Car came back to fetch our things. We walked home. Over two miles mostly uphill and ever rough ground, in 29 minutes. profuse perspiration. Change. Bath. Dinner. Champagne. Cigar. Coffee. Bed at 10 pm and a very fairish night. Absolutely no time at all cut to waste between 7 am and 7.30 pm, when we dine.
I can always do more work when I have many other things on hand, and when I am following a programme that is rather a tight fit for the day.

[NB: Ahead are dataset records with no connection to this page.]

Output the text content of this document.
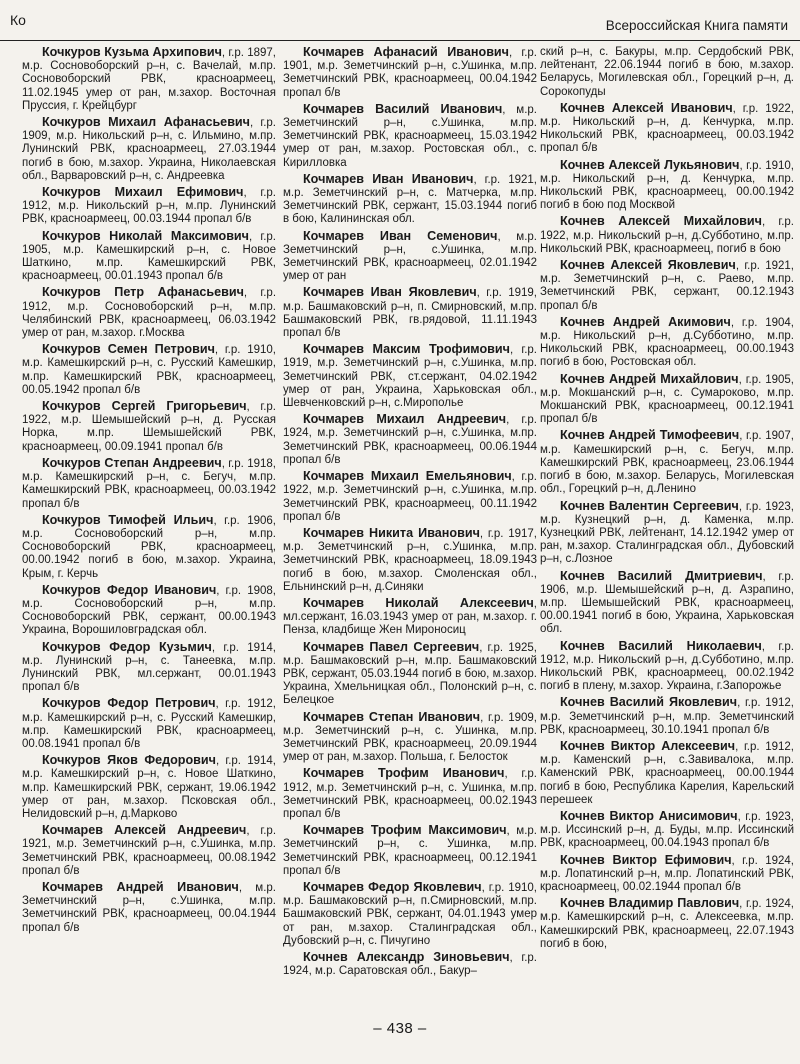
Ко	Всероссийская Книга памяти
Кочкуров Кузьма Архипович, г.р. 1897, м.р. Сосновоборский р–н, с. Вачелай, м.пр. Сосновоборский РВК, красноармеец, 11.02.1945 умер от ран, м.захор. Восточная Пруссия, г. Крейцбург
Кочкуров Михаил Афанасьевич, г.р. 1909, м.р. Никольский р–н, с. Ильмино, м.пр. Лунинский РВК, красноармеец, 27.03.1944 погиб в бою, м.захор. Украина, Николаевская обл., Варваровский р–н, с. Андреевка
Кочкуров Михаил Ефимович, г.р. 1912, м.р. Никольский р–н, м.пр. Лунинский РВК, красноармеец, 00.03.1944 пропал б/в
Кочкуров Николай Максимович, г.р. 1905, м.р. Камешкирский р–н, с. Новое Шаткино, м.пр. Камешкирский РВК, красноармеец, 00.01.1943 пропал б/в
Кочкуров Петр Афанасьевич, г.р. 1912, м.р. Сосновоборский р–н, м.пр. Челябинский РВК, красноармеец, 06.03.1942 умер от ран, м.захор. г.Москва
Кочкуров Семен Петрович, г.р. 1910, м.р. Камешкирский р–н, с. Русский Камешкир, м.пр. Камешкирский РВК, красноармеец, 00.05.1942 пропал б/в
Кочкуров Сергей Григорьевич, г.р. 1922, м.р. Шемышейский р–н, д. Русская Норка, м.пр. Шемышейский РВК, красноармеец, 00.09.1941 пропал б/в
Кочкуров Степан Андреевич, г.р. 1918, м.р. Камешкирский р–н, с. Бегуч, м.пр. Камешкирский РВК, красноармеец, 00.03.1942 пропал б/в
Кочкуров Тимофей Ильич, г.р. 1906, м.р. Сосновоборский р–н, м.пр. Сосновоборский РВК, красноармеец, 00.00.1942 погиб в бою, м.захор. Украина, Крым, г. Керчь
Кочкуров Федор Иванович, г.р. 1908, м.р. Сосновоборский р–н, м.пр. Сосновоборский РВК, сержант, 00.00.1943 Украина, Ворошиловградская обл.
Кочкуров Федор Кузьмич, г.р. 1914, м.р. Лунинский р–н, с. Танеевка, м.пр. Лунинский РВК, мл.сержант, 00.01.1943 пропал б/в
Кочкуров Федор Петрович, г.р. 1912, м.р. Камешкирский р–н, с. Русский Камешкир, м.пр. Камешкирский РВК, красноармеец, 00.08.1941 пропал б/в
Кочкуров Яков Федорович, г.р. 1914, м.р. Камешкирский р–н, с. Новое Шаткино, м.пр. Камешкирский РВК, сержант, 19.06.1942 умер от ран, м.захор. Псковская обл., Нелидовский р–н, д.Марково
Кочмарев Алексей Андреевич, г.р. 1921, м.р. Земетчинский р–н, с.Ушинка, м.пр. Земетчинский РВК, красноармеец, 00.08.1942 пропал б/в
Кочмарев Андрей Иванович, м.р. Земетчинский р–н, с.Ушинка, м.пр. Земетчинский РВК, красноармеец, 00.04.1944 пропал б/в
Кочмарев Афанасий Иванович, г.р. 1901, м.р. Земетчинский р–н, с.Ушинка, м.пр. Земетчинский РВК, красноармеец, 00.04.1942 пропал б/в
Кочмарев Василий Иванович, м.р. Земетчинский р–н, с.Ушинка, м.пр. Земетчинский РВК, красноармеец, 15.03.1942 умер от ран, м.захор. Ростовская обл., с. Кирилловка
Кочмарев Иван Иванович, г.р. 1921, м.р. Земетчинский р–н, с. Матчерка, м.пр. Земетчинский РВК, сержант, 15.03.1944 погиб в бою, Калининская обл.
Кочмарев Иван Семенович, м.р. Земетчинский р–н, с.Ушинка, м.пр. Земетчинский РВК, красноармеец, 02.01.1942 умер от ран
Кочмарев Иван Яковлевич, г.р. 1919, м.р. Башмаковский р–н, п. Смирновский, м.пр. Башмаковский РВК, гв.рядовой, 11.11.1943 пропал б/в
Кочмарев Максим Трофимович, г.р. 1919, м.р. Земетчинский р–н, с.Ушинка, м.пр. Земетчинский РВК, ст.сержант, 04.02.1942 умер от ран, Украина, Харьковская обл., Шевченковский р–н, с.Мирополье
Кочмарев Михаил Андреевич, г.р. 1924, м.р. Земетчинский р–н, с.Ушинка, м.пр. Земетчинский РВК, красноармеец, 00.06.1944 пропал б/в
Кочмарев Михаил Емельянович, г.р. 1922, м.р. Земетчинский р–н, с.Ушинка, м.пр. Земетчинский РВК, красноармеец, 00.11.1942 пропал б/в
Кочмарев Никита Иванович, г.р. 1917, м.р. Земетчинский р–н, с.Ушинка, м.пр. Земетчинский РВК, красноармеец, 18.09.1943 погиб в бою, м.захор. Смоленская обл., Ельнинский р–н, д.Синяки
Кочмарев Николай Алексеевич, мл.сержант, 16.03.1943 умер от ран, м.захор. г. Пенза, кладбище Жен Мироносиц
Кочмарев Павел Сергеевич, г.р. 1925, м.р. Башмаковский р–н, м.пр. Башмаковский РВК, сержант, 05.03.1944 погиб в бою, м.захор. Украина, Хмельницкая обл., Полонский р–н, с. Белецкое
Кочмарев Степан Иванович, г.р. 1909, м.р. Земетчинский р–н, с. Ушинка, м.пр. Земетчинский РВК, красноармеец, 20.09.1944 умер от ран, м.захор. Польша, г. Белосток
Кочмарев Трофим Иванович, г.р. 1912, м.р. Земетчинский р–н, с. Ушинка, м.пр. Земетчинский РВК, красноармеец, 00.02.1943 пропал б/в
Кочмарев Трофим Максимович, м.р. Земетчинский р–н, с. Ушинка, м.пр. Земетчинский РВК, красноармеец, 00.12.1941 пропал б/в
Кочмарев Федор Яковлевич, г.р. 1910, м.р. Башмаковский р–н, п.Смирновский, м.пр. Башмаковский РВК, сержант, 04.01.1943 умер от ран, м.захор. Сталинградская обл., Дубовский р–н, с. Пичугино
Кочнев Александр Зиновьевич, г.р. 1924, м.р. Саратовская обл., Бакур–
ский р–н, с. Бакуры, м.пр. Сердобский РВК, лейтенант, 22.06.1944 погиб в бою, м.захор. Беларусь, Могилевская обл., Горецкий р–н, д. Сорокопуды
Кочнев Алексей Иванович, г.р. 1922, м.р. Никольский р–н, д. Кенчурка, м.пр. Никольский РВК, красноармеец, 00.03.1942 пропал б/в
Кочнев Алексей Лукьянович, г.р. 1910, м.р. Никольский р–н, д. Кенчурка, м.пр. Никольский РВК, красноармеец, 00.00.1942 погиб в бою под Москвой
Кочнев Алексей Михайлович, г.р. 1922, м.р. Никольский р–н, д.Субботино, м.пр. Никольский РВК, красноармеец, погиб в бою
Кочнев Алексей Яковлевич, г.р. 1921, м.р. Земетчинский р–н, с. Раево, м.пр. Земетчинский РВК, сержант, 00.12.1943 пропал б/в
Кочнев Андрей Акимович, г.р. 1904, м.р. Никольский р–н, д.Субботино, м.пр. Никольский РВК, красноармеец, 00.00.1943 погиб в бою, Ростовская обл.
Кочнев Андрей Михайлович, г.р. 1905, м.р. Мокшанский р–н, с. Сумароково, м.пр. Мокшанский РВК, красноармеец, 00.12.1941 пропал б/в
Кочнев Андрей Тимофеевич, г.р. 1907, м.р. Камешкирский р–н, с. Бегуч, м.пр. Камешкирский РВК, красноармеец, 23.06.1944 погиб в бою, м.захор. Беларусь, Могилевская обл., Горецкий р–н, д.Ленино
Кочнев Валентин Сергеевич, г.р. 1923, м.р. Кузнецкий р–н, д. Каменка, м.пр. Кузнецкий РВК, лейтенант, 14.12.1942 умер от ран, м.захор. Сталинградская обл., Дубовский р–н, с.Лозное
Кочнев Василий Дмитриевич, г.р. 1906, м.р. Шемышейский р–н, д. Азрапино, м.пр. Шемышейский РВК, красноармеец, 00.00.1941 погиб в бою, Украина, Харьковская обл.
Кочнев Василий Николаевич, г.р. 1912, м.р. Никольский р–н, д.Субботино, м.пр. Никольский РВК, красноармеец, 00.02.1942 погиб в плену, м.захор. Украина, г.Запорожье
Кочнев Василий Яковлевич, г.р. 1912, м.р. Земетчинский р–н, м.пр. Земетчинский РВК, красноармеец, 30.10.1941 пропал б/в
Кочнев Виктор Алексеевич, г.р. 1912, м.р. Каменский р–н, с.Завивалока, м.пр. Каменский РВК, красноармеец, 00.00.1944 погиб в бою, Республика Карелия, Карельский перешеек
Кочнев Виктор Анисимович, г.р. 1923, м.р. Иссинский р–н, д. Буды, м.пр. Иссинский РВК, красноармеец, 00.04.1943 пропал б/в
Кочнев Виктор Ефимович, г.р. 1924, м.р. Лопатинский р–н, м.пр. Лопатинский РВК, красноармеец, 00.02.1944 пропал б/в
Кочнев Владимир Павлович, г.р. 1924, м.р. Камешкирский р–н, с. Алексеевка, м.пр. Камешкирский РВК, красноармеец, 22.07.1943 погиб в бою,
– 438 –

In my book "How to live on 24 hours a day" (1910) I addressed the large and growing number of white-collar workers that had accumulated since the advent of the Industrial Revolution. In my view, these workers put in eight hours a day, 40 hours a week, at jobs they did not enjoy, and at worst hated. They worked to make a living, but their daily existence consisted of waking up, getting ready for work, working as little as possible during the work day, going home, unwinding, going to sleep, and repeating the process the next day. In short, he didn't believe they were really living. I addressed this problem by urging these "salarymen" to seize their extra time, and make the most of it to improve themselves. Extra time could be found at the beginning of the day, by waking up early, and on the ride to work, on the way home from work, in the evening hours, and especially during the weekends. During this time, I prescribed improvement measures such as reading great literature, taking an interest in the arts, reflecting on life, and learning self-discipline. I regard time as the most precious of commodities. Many books have been written on how to live on a certain amount of money each day and there is the old adage "time is money" but, though time can often produce money, money cannot produce more time. Time is extremely limited, and I urged others to make the best of the time remaining in their lives. In bursts I try to practice What I preach!